Wednesday, February 15, 2012

Charles in Charge - Gender

Charles in Charge is an odd sitcom when it comes to representing gender, specifically the representation of young males, which I would consider resilient toward an accurate or even reasonable representation of males of the 1980's through the characters of Charles and his best friend Buddy. Charles is literally the perfect young adult, he is attending college, lives in a large house, has a job and family commitments as well as being an all-around nice guy whose sole purpose appears to be to 'woo' the best looking girl on campus by simply realising she is person, and instilling morals and confidence in the children he is raising. Even Charles' fashion sense is that of a young and budding yuppie.

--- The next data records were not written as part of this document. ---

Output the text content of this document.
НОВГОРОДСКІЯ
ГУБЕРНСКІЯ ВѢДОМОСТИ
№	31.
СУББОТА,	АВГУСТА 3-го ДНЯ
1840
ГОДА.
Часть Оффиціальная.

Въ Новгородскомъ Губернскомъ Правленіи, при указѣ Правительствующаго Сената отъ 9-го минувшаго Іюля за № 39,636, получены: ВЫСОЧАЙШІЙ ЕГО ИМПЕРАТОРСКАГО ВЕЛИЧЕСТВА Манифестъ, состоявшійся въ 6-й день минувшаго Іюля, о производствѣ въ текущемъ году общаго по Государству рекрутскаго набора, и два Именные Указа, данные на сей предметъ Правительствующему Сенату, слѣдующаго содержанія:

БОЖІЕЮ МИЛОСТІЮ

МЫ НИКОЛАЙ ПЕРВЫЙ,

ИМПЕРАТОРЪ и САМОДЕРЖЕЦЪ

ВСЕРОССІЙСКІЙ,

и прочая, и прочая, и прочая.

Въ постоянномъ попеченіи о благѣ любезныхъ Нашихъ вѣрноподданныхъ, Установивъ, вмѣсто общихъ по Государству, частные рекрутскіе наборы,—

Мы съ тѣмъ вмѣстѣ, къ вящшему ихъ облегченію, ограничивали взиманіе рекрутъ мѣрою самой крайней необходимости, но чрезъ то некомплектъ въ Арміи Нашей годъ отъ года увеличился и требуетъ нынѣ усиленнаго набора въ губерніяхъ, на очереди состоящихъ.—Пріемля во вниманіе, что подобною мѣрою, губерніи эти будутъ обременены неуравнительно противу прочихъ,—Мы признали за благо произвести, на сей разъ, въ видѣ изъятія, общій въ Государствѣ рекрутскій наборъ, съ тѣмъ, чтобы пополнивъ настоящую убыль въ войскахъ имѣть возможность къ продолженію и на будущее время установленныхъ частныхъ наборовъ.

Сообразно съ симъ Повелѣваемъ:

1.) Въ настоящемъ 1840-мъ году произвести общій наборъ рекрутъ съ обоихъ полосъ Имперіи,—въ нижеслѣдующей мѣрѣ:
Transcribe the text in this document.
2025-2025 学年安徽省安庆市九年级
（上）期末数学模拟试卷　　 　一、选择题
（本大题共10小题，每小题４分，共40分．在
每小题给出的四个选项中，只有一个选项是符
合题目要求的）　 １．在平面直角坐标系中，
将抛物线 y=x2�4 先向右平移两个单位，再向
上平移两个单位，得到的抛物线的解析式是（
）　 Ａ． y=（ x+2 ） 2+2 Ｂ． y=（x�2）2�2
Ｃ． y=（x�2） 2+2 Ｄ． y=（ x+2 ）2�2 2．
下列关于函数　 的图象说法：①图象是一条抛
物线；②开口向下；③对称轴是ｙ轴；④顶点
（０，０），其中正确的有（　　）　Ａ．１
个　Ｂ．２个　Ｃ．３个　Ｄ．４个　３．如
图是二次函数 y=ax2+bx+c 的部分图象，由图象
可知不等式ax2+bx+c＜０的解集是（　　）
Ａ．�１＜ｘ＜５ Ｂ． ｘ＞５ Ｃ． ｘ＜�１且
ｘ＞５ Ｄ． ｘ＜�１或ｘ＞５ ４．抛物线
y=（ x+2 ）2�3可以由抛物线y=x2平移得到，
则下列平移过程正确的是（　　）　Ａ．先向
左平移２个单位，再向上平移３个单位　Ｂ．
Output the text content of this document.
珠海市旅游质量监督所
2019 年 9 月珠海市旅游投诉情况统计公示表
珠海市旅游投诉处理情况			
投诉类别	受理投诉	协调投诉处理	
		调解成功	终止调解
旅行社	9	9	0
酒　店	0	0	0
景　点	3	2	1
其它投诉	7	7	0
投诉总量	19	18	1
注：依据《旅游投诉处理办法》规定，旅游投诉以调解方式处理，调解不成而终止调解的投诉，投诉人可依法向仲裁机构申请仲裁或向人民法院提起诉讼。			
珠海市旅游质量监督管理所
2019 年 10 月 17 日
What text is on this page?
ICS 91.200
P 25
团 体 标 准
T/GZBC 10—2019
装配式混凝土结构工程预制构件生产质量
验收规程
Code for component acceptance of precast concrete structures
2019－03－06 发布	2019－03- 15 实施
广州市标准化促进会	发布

The reason Charles in Charge provides an interesting representation of gender is because it would appear that the writers and producers of the show have repressed the urge to provide a 'realistic' or even current representation of teenagers in an attempt to instead display an idealised version of what a teenager should be, Charles is a 50 year olds interpretation of how young people should behave and the ideals they should possess. There is nothing about Charles or buddy which is remotely similar to the relatable characters of Less than Zero for example or even happy days. This theory that Charles is an adult’s idealised teenager is best displayed in episode 3 of the first series where Charles elects to stay in on a Saturday night because the Pembroke’s deserve a night out without the kids and Buddy's idea of a Saturday night out at the bar is juvenile monotony in the eyes of Charles. This version of a 19 year old does not fit the archetypal teenager of the blank generation.

Charles in Charge does also have other issues regarding the fact that there are no black people in the entire first series of the show and very few throughout the other series but also the fact that the Pembroke’s appear to be yuppies who spend their free time out of the house indulging in leisure activities whilst their children are essentially left with a stranger. Despite the fact that this is undoubtedly a device to allow the show to work it is rather hypocritical to put so much effort in portraying the perfection of Charles as a role model for young people and at the same time promote absent parents as perfectly acceptable as long as someone can raise them.